Example invocation with JC69

sts-online -b 250 -p 2 --proposal-method lcfit 10taxon-01.fasta 10tax_trim_t1.t 10tax_trim_t1.sts.json

In this example, we use an alignment containing 10 sequences and a posterior sample of trees generated by MrBayes with an alignment that does not contain the sequence labeled t1. sts-online ignores the first 250 trees from 10tax_trim.t1.t and uses a particle factor of 2. The 10tax_trim_t1.sts.json file will contain the updated trees.

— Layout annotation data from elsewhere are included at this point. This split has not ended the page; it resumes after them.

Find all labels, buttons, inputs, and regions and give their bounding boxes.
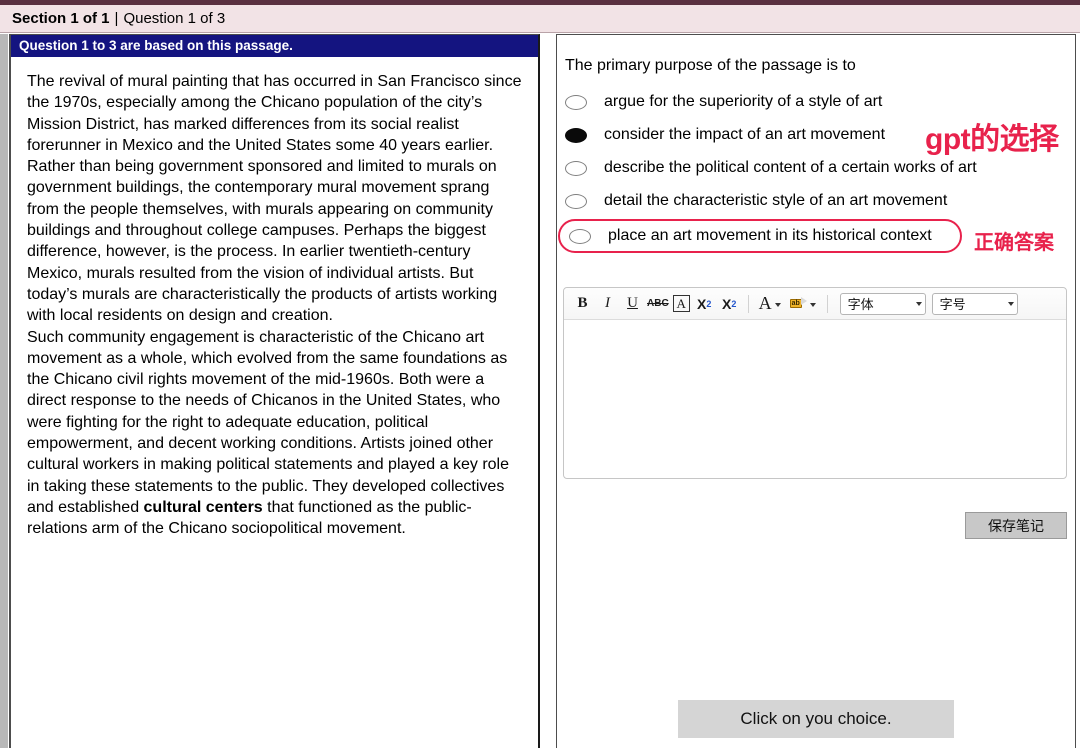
font-size-select[interactable]: 字号	[931, 292, 1018, 315]
radio-oval-icon-c[interactable]	[565, 160, 587, 176]
italic-icon[interactable]: I	[597, 293, 618, 315]
strikethrough-icon[interactable]: ABC	[647, 293, 669, 315]
answer-choice-d[interactable]: detail the characteristic style of an ar…	[557, 186, 1075, 216]
answer-choice-d-label: detail the characteristic style of an ar…	[604, 192, 948, 209]
exam-screen: Section 1 of 1 | Question 1 of 3 Questio…	[0, 0, 1080, 748]
font-family-chevron-down-icon	[915, 301, 922, 306]
radio-oval-icon-a[interactable]	[565, 94, 587, 110]
passage-paragraph-1: The revival of mural painting that has o…	[27, 73, 522, 325]
status-separator: |	[114, 10, 119, 27]
highlighter-chevron-down-icon[interactable]	[809, 302, 816, 307]
passage-header: Question 1 to 3 are based on this passag…	[11, 35, 538, 57]
font-size-chevron-down-icon	[1007, 301, 1014, 306]
answer-choice-c[interactable]: describe the political content of a cert…	[557, 153, 1075, 183]
editor-toolbar: B I U ABC A X2 X2 A ab 字体 字号	[564, 288, 1066, 320]
answer-choice-list: argue for the superiority of a style of …	[557, 87, 1075, 254]
passage-paragraph-2-part-1: Such community engagement is characteris…	[27, 328, 510, 516]
answer-choice-a[interactable]: argue for the superiority of a style of …	[557, 87, 1075, 117]
subscript-mark: 2	[706, 298, 712, 309]
font-color-chevron-down-icon[interactable]	[774, 302, 781, 307]
toolbar-divider-2	[826, 294, 828, 313]
font-color-icon[interactable]: A	[759, 293, 772, 314]
superscript-mark: 2	[731, 298, 737, 309]
superscript-base: X	[721, 295, 732, 312]
click-choice-button[interactable]: Click on you choice.	[678, 700, 954, 738]
passage-body: The revival of mural painting that has o…	[11, 57, 538, 550]
question-stem: The primary purpose of the passage is to	[565, 57, 856, 74]
passage-emphasis-cultural-centers: cultural centers	[143, 498, 263, 516]
font-family-select-value: 字体	[847, 297, 874, 312]
highlighter-icon[interactable]: ab	[789, 296, 807, 311]
save-note-button[interactable]: 保存笔记	[965, 512, 1067, 539]
radio-oval-icon-d[interactable]	[565, 193, 587, 209]
note-editor-textarea[interactable]	[564, 320, 1066, 478]
bold-icon[interactable]: B	[572, 293, 593, 315]
passage-panel: Question 1 to 3 are based on this passag…	[9, 34, 540, 748]
annotation-gpt-choice: gpt的选择	[925, 123, 1059, 156]
radio-oval-icon-e[interactable]	[569, 228, 591, 244]
left-scroll-gutter[interactable]	[0, 34, 8, 748]
subscript-icon[interactable]: X2	[694, 293, 715, 315]
font-family-select[interactable]: 字体	[839, 292, 926, 315]
radio-oval-icon-b-selected[interactable]	[565, 127, 587, 143]
text-border-icon[interactable]: A	[672, 295, 690, 312]
answer-choice-a-label: argue for the superiority of a style of …	[604, 93, 883, 110]
toolbar-divider-1	[747, 294, 749, 313]
question-indicator: Question 1 of 3	[123, 10, 226, 27]
answer-choice-e[interactable]: place an art movement in its historical …	[558, 219, 1054, 254]
highlighter-nib	[800, 296, 807, 305]
status-bar: Section 1 of 1 | Question 1 of 3	[0, 5, 1080, 33]
answer-choice-b[interactable]: consider the impact of an art movement g…	[557, 120, 1075, 156]
font-size-select-value: 字号	[939, 297, 966, 312]
question-panel: The primary purpose of the passage is to…	[556, 34, 1076, 748]
answer-choice-b-label: consider the impact of an art movement	[604, 126, 886, 143]
underline-icon[interactable]: U	[622, 293, 643, 315]
superscript-icon[interactable]: X2	[719, 293, 740, 315]
subscript-base: X	[696, 295, 707, 312]
note-editor: B I U ABC A X2 X2 A ab 字体 字号	[563, 287, 1067, 479]
passage-paragraph-2: Such community engagement is characteris…	[27, 327, 522, 540]
annotation-correct-answer: 正确答案	[974, 232, 1054, 254]
answer-choice-e-label: place an art movement in its historical …	[608, 227, 932, 244]
answer-choice-c-label: describe the political content of a cert…	[604, 159, 977, 176]
section-indicator: Section 1 of 1	[12, 10, 110, 27]
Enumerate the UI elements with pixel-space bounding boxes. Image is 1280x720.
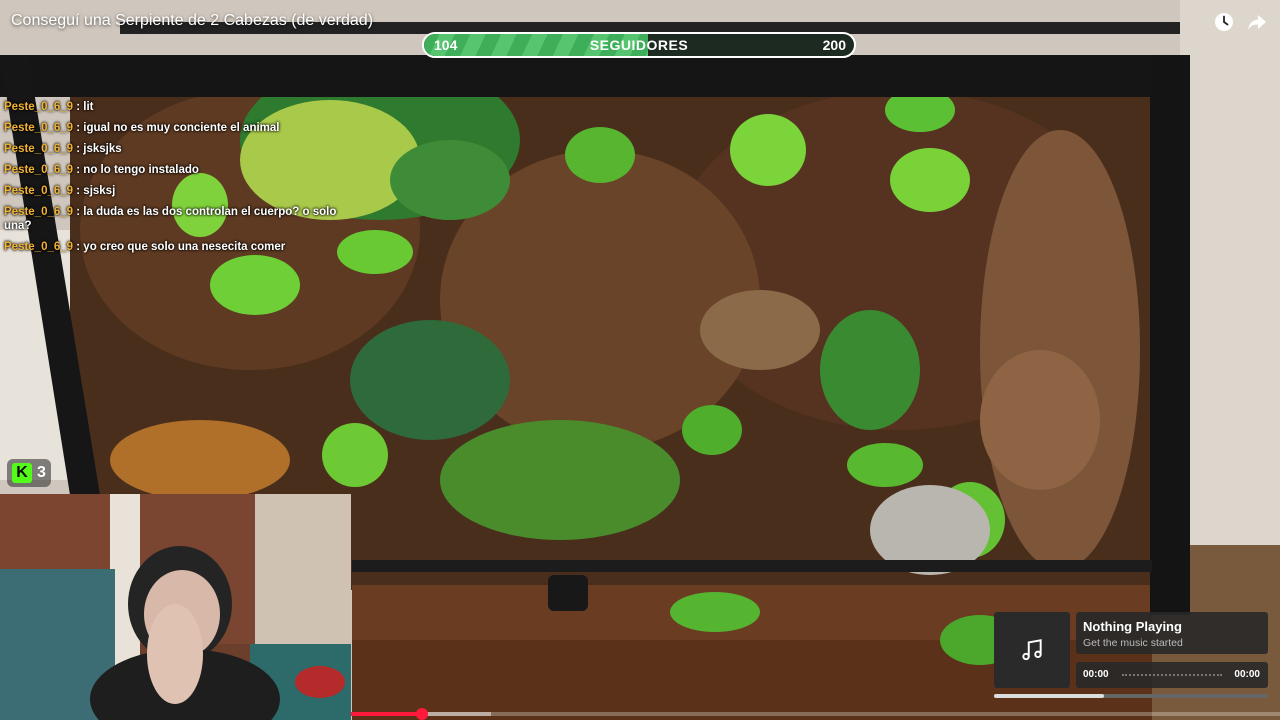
chat-text: no lo tengo instalado bbox=[83, 164, 199, 176]
chat-overlay: Peste_0_6_9 : lit Peste_0_6_9 : igual no… bbox=[4, 100, 349, 261]
video-progress-bar[interactable] bbox=[351, 708, 1280, 720]
now-playing-info: Nothing Playing Get the music started bbox=[1076, 612, 1268, 654]
chat-text: yo creo que solo una nesecita comer bbox=[83, 241, 286, 253]
album-art bbox=[994, 612, 1070, 688]
chat-message: Peste_0_6_9 : sjsksj bbox=[4, 185, 116, 197]
now-playing-widget: Nothing Playing Get the music started 00… bbox=[994, 612, 1268, 698]
chat-username: Peste_0_6_9 bbox=[4, 143, 74, 155]
chat-username: Peste_0_6_9 bbox=[4, 101, 74, 113]
video-progress-buffered bbox=[421, 712, 491, 716]
chat-message: Peste_0_6_9 : no lo tengo instalado bbox=[4, 164, 199, 176]
now-playing-progress bbox=[994, 694, 1268, 698]
now-playing-title: Nothing Playing bbox=[1083, 619, 1182, 634]
waveform bbox=[1122, 674, 1222, 678]
now-playing-timeline: 00:00 00:00 bbox=[1076, 662, 1268, 688]
chat-username: Peste_0_6_9 bbox=[4, 241, 74, 253]
time-current: 00:00 bbox=[1083, 669, 1109, 680]
chat-username: Peste_0_6_9 bbox=[4, 185, 74, 197]
clock-icon[interactable] bbox=[1214, 12, 1234, 32]
kick-viewer-badge: K 3 bbox=[7, 459, 51, 487]
video-title[interactable]: Conseguí una Serpiente de 2 Cabezas (de … bbox=[11, 12, 373, 30]
now-playing-subtitle: Get the music started bbox=[1083, 637, 1183, 649]
followers-goal: 200 bbox=[822, 37, 846, 53]
viewer-count: 3 bbox=[37, 464, 46, 481]
stream-stage: Conseguí una Serpiente de 2 Cabezas (de … bbox=[0, 0, 1280, 720]
chat-message: Peste_0_6_9 : igual no es muy conciente … bbox=[4, 122, 280, 134]
chat-username: Peste_0_6_9 bbox=[4, 122, 74, 134]
time-total: 00:00 bbox=[1234, 669, 1260, 680]
video-progress-played bbox=[351, 712, 422, 716]
chat-text: igual no es muy conciente el animal bbox=[83, 122, 280, 134]
chat-message: Peste_0_6_9 : yo creo que solo una nesec… bbox=[4, 241, 286, 253]
kick-logo-icon: K bbox=[12, 463, 32, 483]
video-scrubber-handle[interactable] bbox=[415, 708, 428, 720]
chat-message: Peste_0_6_9 : lit bbox=[4, 101, 94, 113]
chat-message: Peste_0_6_9 : la duda es las dos control… bbox=[4, 206, 337, 232]
share-icon[interactable] bbox=[1247, 12, 1267, 32]
followers-label: SEGUIDORES bbox=[589, 37, 689, 53]
chat-text: jsksjks bbox=[83, 143, 122, 155]
chat-username: Peste_0_6_9 bbox=[4, 164, 74, 176]
chat-text: lit bbox=[83, 101, 94, 113]
now-playing-progress-fill bbox=[994, 694, 1104, 698]
chat-message: Peste_0_6_9 : jsksjks bbox=[4, 143, 122, 155]
music-note-icon bbox=[1022, 639, 1042, 661]
chat-username: Peste_0_6_9 bbox=[4, 206, 74, 218]
followers-goal-bar: 104 SEGUIDORES 200 bbox=[422, 32, 856, 58]
chat-text: sjsksj bbox=[83, 185, 116, 197]
webcam-feed bbox=[0, 494, 351, 720]
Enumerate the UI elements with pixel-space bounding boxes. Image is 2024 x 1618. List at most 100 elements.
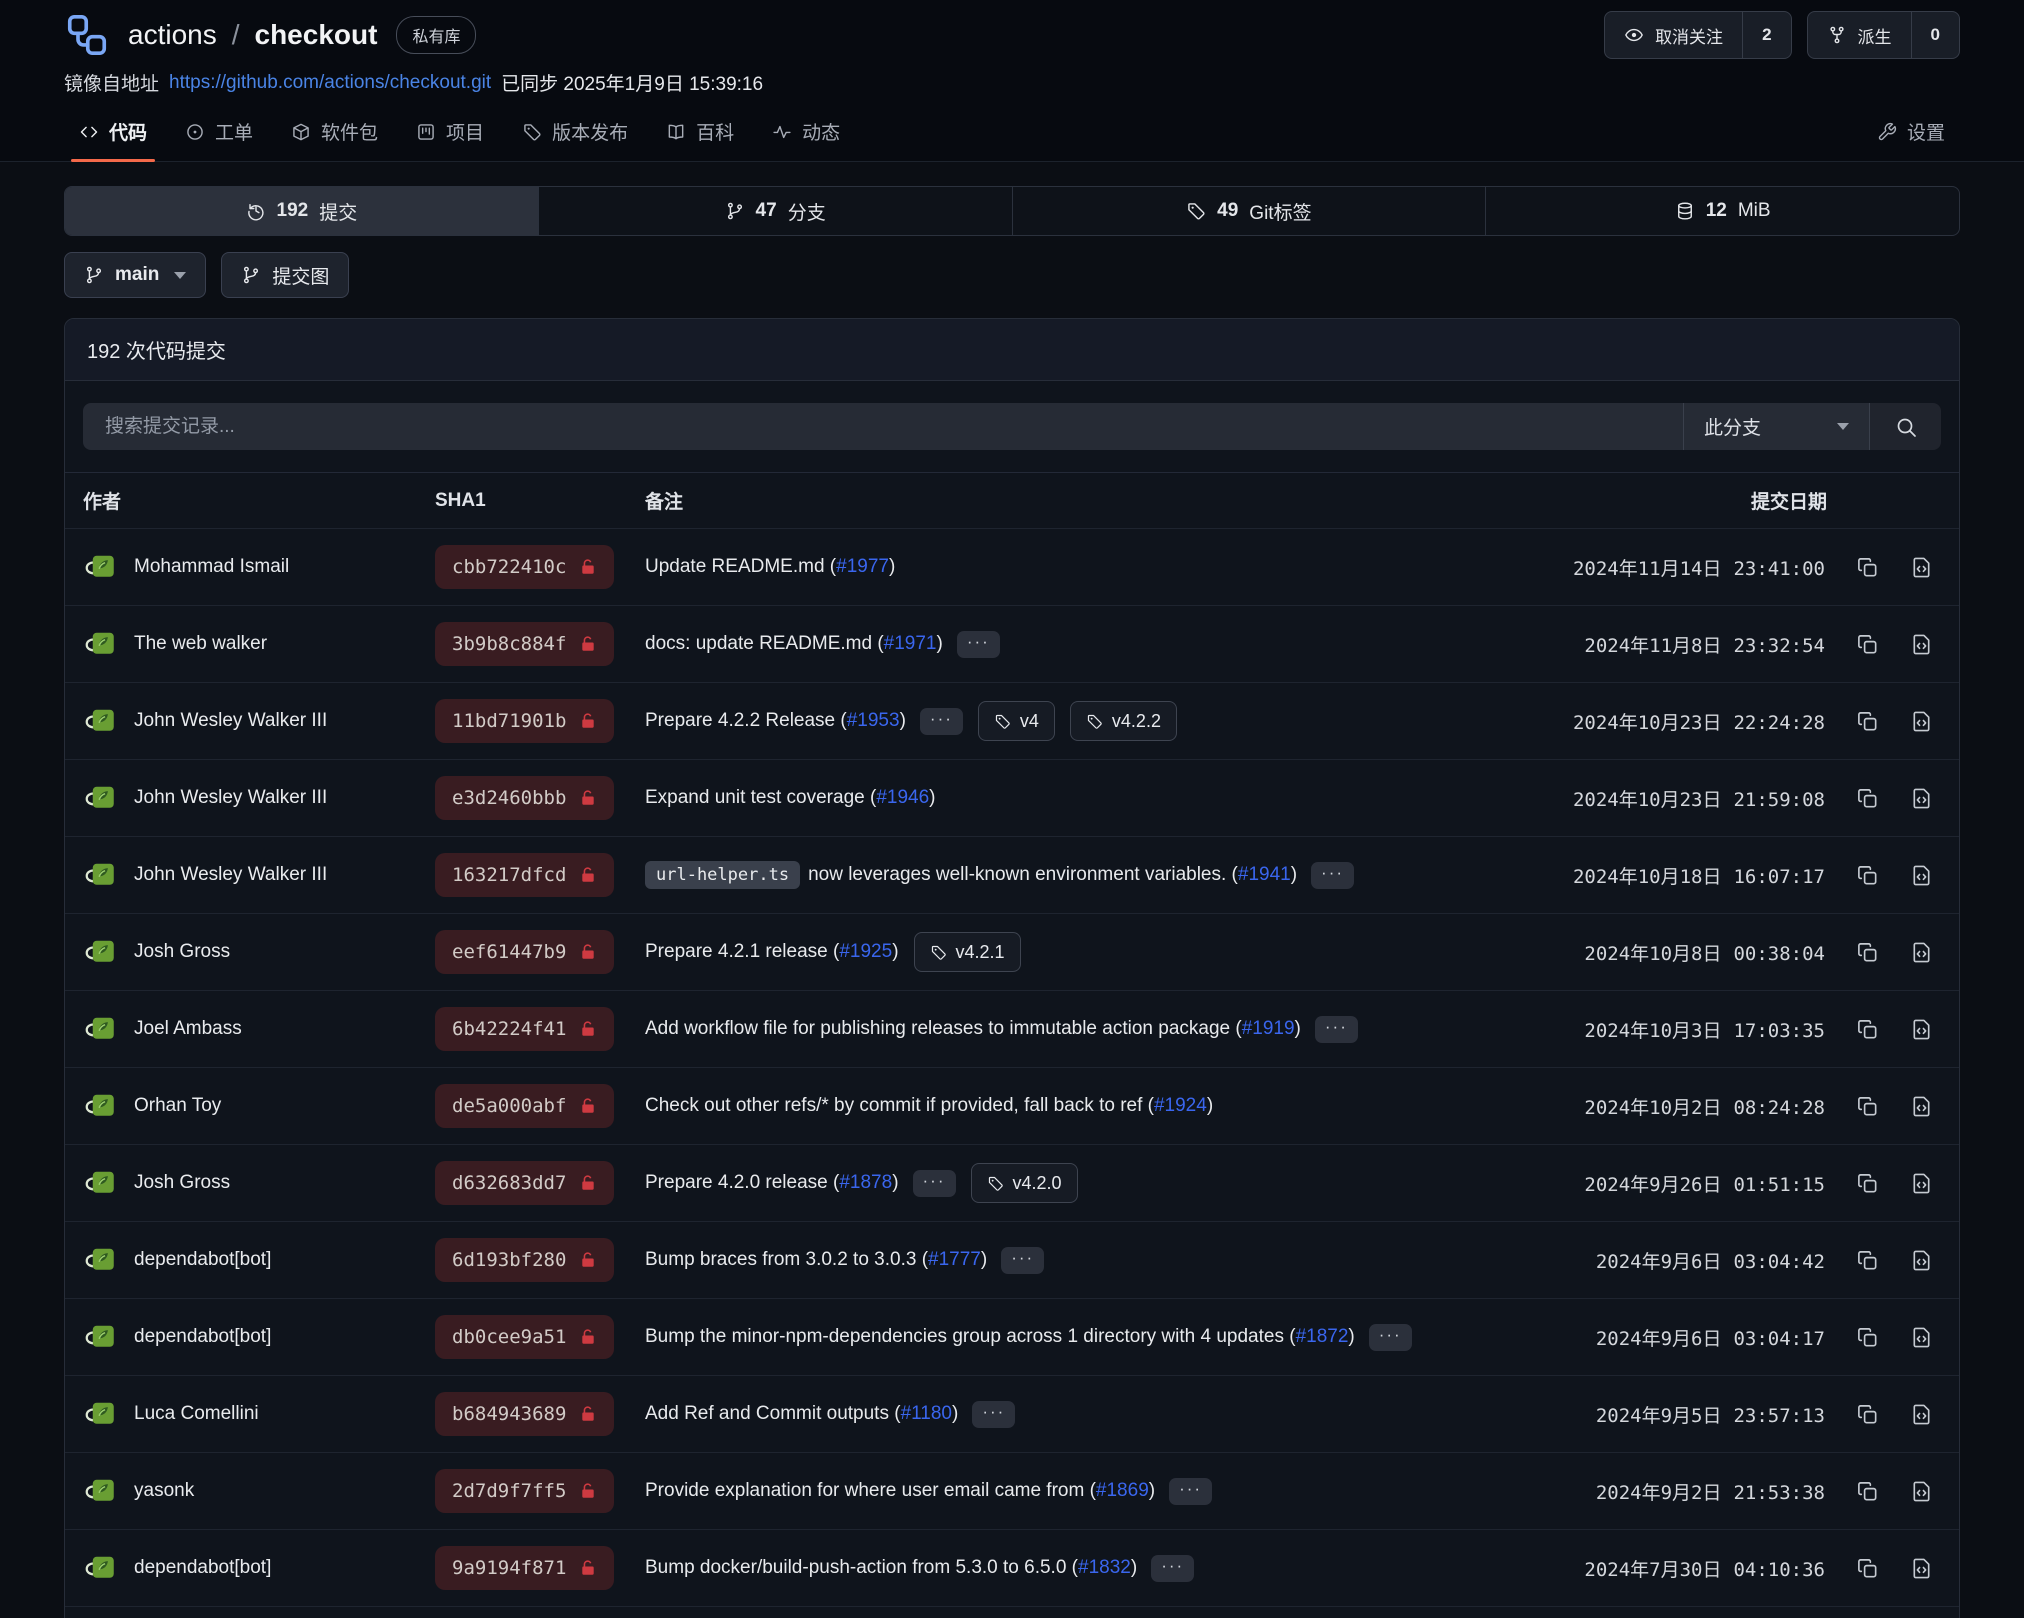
commit-sha-link[interactable]: b684943689 [435,1392,614,1436]
commit-sha-link[interactable]: 6b42224f41 [435,1007,614,1051]
copy-sha-icon[interactable] [1856,1095,1879,1118]
expand-commit-button[interactable]: ··· [1369,1324,1412,1351]
unwatch-button[interactable]: 取消关注 2 [1604,11,1791,59]
forks-count[interactable]: 0 [1911,12,1959,58]
issue-ref-link[interactable]: #1924 [1154,1095,1207,1117]
tab-projects[interactable]: 项目 [401,105,499,161]
commit-author-link[interactable]: Joel Ambass [134,1018,242,1040]
expand-commit-button[interactable]: ··· [1315,1016,1358,1043]
copy-sha-icon[interactable] [1856,864,1879,887]
commit-author-link[interactable]: dependabot[bot] [134,1557,271,1579]
expand-commit-button[interactable]: ··· [1151,1555,1194,1582]
commit-sha-link[interactable]: db0cee9a51 [435,1315,614,1359]
branch-selector[interactable]: main [64,252,206,298]
browse-source-icon[interactable] [1910,633,1933,656]
issue-ref-link[interactable]: #1872 [1296,1326,1349,1348]
tab-wiki[interactable]: 百科 [651,105,749,161]
copy-sha-icon[interactable] [1856,1326,1879,1349]
commit-tag-v4.2.0[interactable]: v4.2.0 [971,1163,1078,1203]
stats-tags[interactable]: 49Git标签 [1012,187,1486,235]
issue-ref-link[interactable]: #1919 [1242,1018,1295,1040]
commit-author-link[interactable]: dependabot[bot] [134,1326,271,1348]
commit-author-link[interactable]: John Wesley Walker III [134,864,327,886]
commit-sha-link[interactable]: 11bd71901b [435,699,614,743]
commit-sha-link[interactable]: e3d2460bbb [435,776,614,820]
issue-ref-link[interactable]: #1180 [901,1403,952,1425]
browse-source-icon[interactable] [1910,1557,1933,1580]
commit-author-link[interactable]: Luca Comellini [134,1403,259,1425]
browse-source-icon[interactable] [1910,710,1933,733]
issue-ref-link[interactable]: #1941 [1238,864,1291,886]
browse-source-icon[interactable] [1910,1172,1933,1195]
expand-commit-button[interactable]: ··· [1169,1478,1212,1505]
repo-owner-link[interactable]: actions [128,19,217,51]
copy-sha-icon[interactable] [1856,1480,1879,1503]
commit-sha-link[interactable]: 2d7d9f7ff5 [435,1469,614,1513]
fork-button[interactable]: 派生 0 [1807,11,1960,59]
copy-sha-icon[interactable] [1856,787,1879,810]
commit-search-input[interactable] [83,403,1683,450]
commit-author-link[interactable]: John Wesley Walker III [134,787,327,809]
copy-sha-icon[interactable] [1856,1172,1879,1195]
commit-sha-link[interactable]: cbb722410c [435,545,614,589]
copy-sha-icon[interactable] [1856,941,1879,964]
tab-code[interactable]: 代码 [64,105,162,161]
expand-commit-button[interactable]: ··· [1001,1247,1044,1274]
copy-sha-icon[interactable] [1856,1557,1879,1580]
repo-name-link[interactable]: checkout [255,19,378,51]
commit-author-link[interactable]: Josh Gross [134,1172,230,1194]
expand-commit-button[interactable]: ··· [1311,862,1354,889]
issue-ref-link[interactable]: #1977 [836,556,889,578]
issue-ref-link[interactable]: #1869 [1096,1480,1149,1502]
stats-commits[interactable]: 192提交 [65,187,538,235]
copy-sha-icon[interactable] [1856,556,1879,579]
commit-search-button[interactable] [1869,403,1941,450]
commit-tag-v4.2.1[interactable]: v4.2.1 [914,932,1021,972]
browse-source-icon[interactable] [1910,941,1933,964]
browse-source-icon[interactable] [1910,1403,1933,1426]
expand-commit-button[interactable]: ··· [957,631,1000,658]
commit-sha-link[interactable]: 9a9194f871 [435,1546,614,1590]
branch-filter-dropdown[interactable]: 此分支 [1683,403,1869,450]
tab-releases[interactable]: 版本发布 [507,105,643,161]
expand-commit-button[interactable]: ··· [972,1401,1015,1428]
copy-sha-icon[interactable] [1856,633,1879,656]
browse-source-icon[interactable] [1910,1095,1933,1118]
commit-sha-link[interactable]: de5a000abf [435,1084,614,1128]
commit-sha-link[interactable]: eef61447b9 [435,930,614,974]
commit-tag-v4.2.2[interactable]: v4.2.2 [1070,701,1177,741]
tab-issues[interactable]: 工单 [170,105,268,161]
issue-ref-link[interactable]: #1777 [928,1249,981,1271]
copy-sha-icon[interactable] [1856,1018,1879,1041]
tab-activity[interactable]: 动态 [757,105,855,161]
browse-source-icon[interactable] [1910,1326,1933,1349]
expand-commit-button[interactable]: ··· [920,708,963,735]
issue-ref-link[interactable]: #1946 [876,787,929,809]
watchers-count[interactable]: 2 [1742,12,1790,58]
browse-source-icon[interactable] [1910,1480,1933,1503]
issue-ref-link[interactable]: #1925 [839,941,892,963]
issue-ref-link[interactable]: #1878 [839,1172,892,1194]
commit-sha-link[interactable]: 6d193bf280 [435,1238,614,1282]
commit-sha-link[interactable]: 163217dfcd [435,853,614,897]
stats-size[interactable]: 12MiB [1485,187,1959,235]
browse-source-icon[interactable] [1910,1249,1933,1272]
stats-branches[interactable]: 47分支 [538,187,1012,235]
commit-graph-button[interactable]: 提交图 [221,252,349,298]
mirror-url-link[interactable]: https://github.com/actions/checkout.git [169,72,491,94]
commit-author-link[interactable]: yasonk [134,1480,194,1502]
issue-ref-link[interactable]: #1953 [847,710,900,732]
copy-sha-icon[interactable] [1856,710,1879,733]
copy-sha-icon[interactable] [1856,1249,1879,1272]
commit-author-link[interactable]: John Wesley Walker III [134,710,327,732]
issue-ref-link[interactable]: #1971 [884,633,937,655]
commit-sha-link[interactable]: 3b9b8c884f [435,622,614,666]
commit-tag-v4[interactable]: v4 [978,701,1055,741]
commit-author-link[interactable]: Orhan Toy [134,1095,221,1117]
tab-settings[interactable]: 设置 [1862,105,1960,161]
tab-packages[interactable]: 软件包 [276,105,393,161]
browse-source-icon[interactable] [1910,556,1933,579]
issue-ref-link[interactable]: #1832 [1078,1557,1131,1579]
browse-source-icon[interactable] [1910,1018,1933,1041]
commit-sha-link[interactable]: d632683dd7 [435,1161,614,1205]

Example invocation with GTR

sts-online -b 250 -p 2 --proposal-method lcfit 10taxon-01.fasta 10tax_trim_t1.t 10tax_trim_t1.sts.json -P 10tax_trim_t1.p -M GTR -o 10tax

In this example, we use again an alignment containing 10 sequences and a posterior sample of trees generated by MrBayes under the GTR model with an alignment that does not contain the sequence labeled t1. sts-online ignores the first 250 trees from 10tax_trim_t1.t and parameters from 10tax_trim_t1.p and uses a particle factor of 2. The 10tax_trim_t1.sts.json file will contain the updated trees and parameters in the json format. Usin the option -o, two additional files 10tax.log and 10tax.trees containing parameters (csv file) and trees (nexus file) will also be created.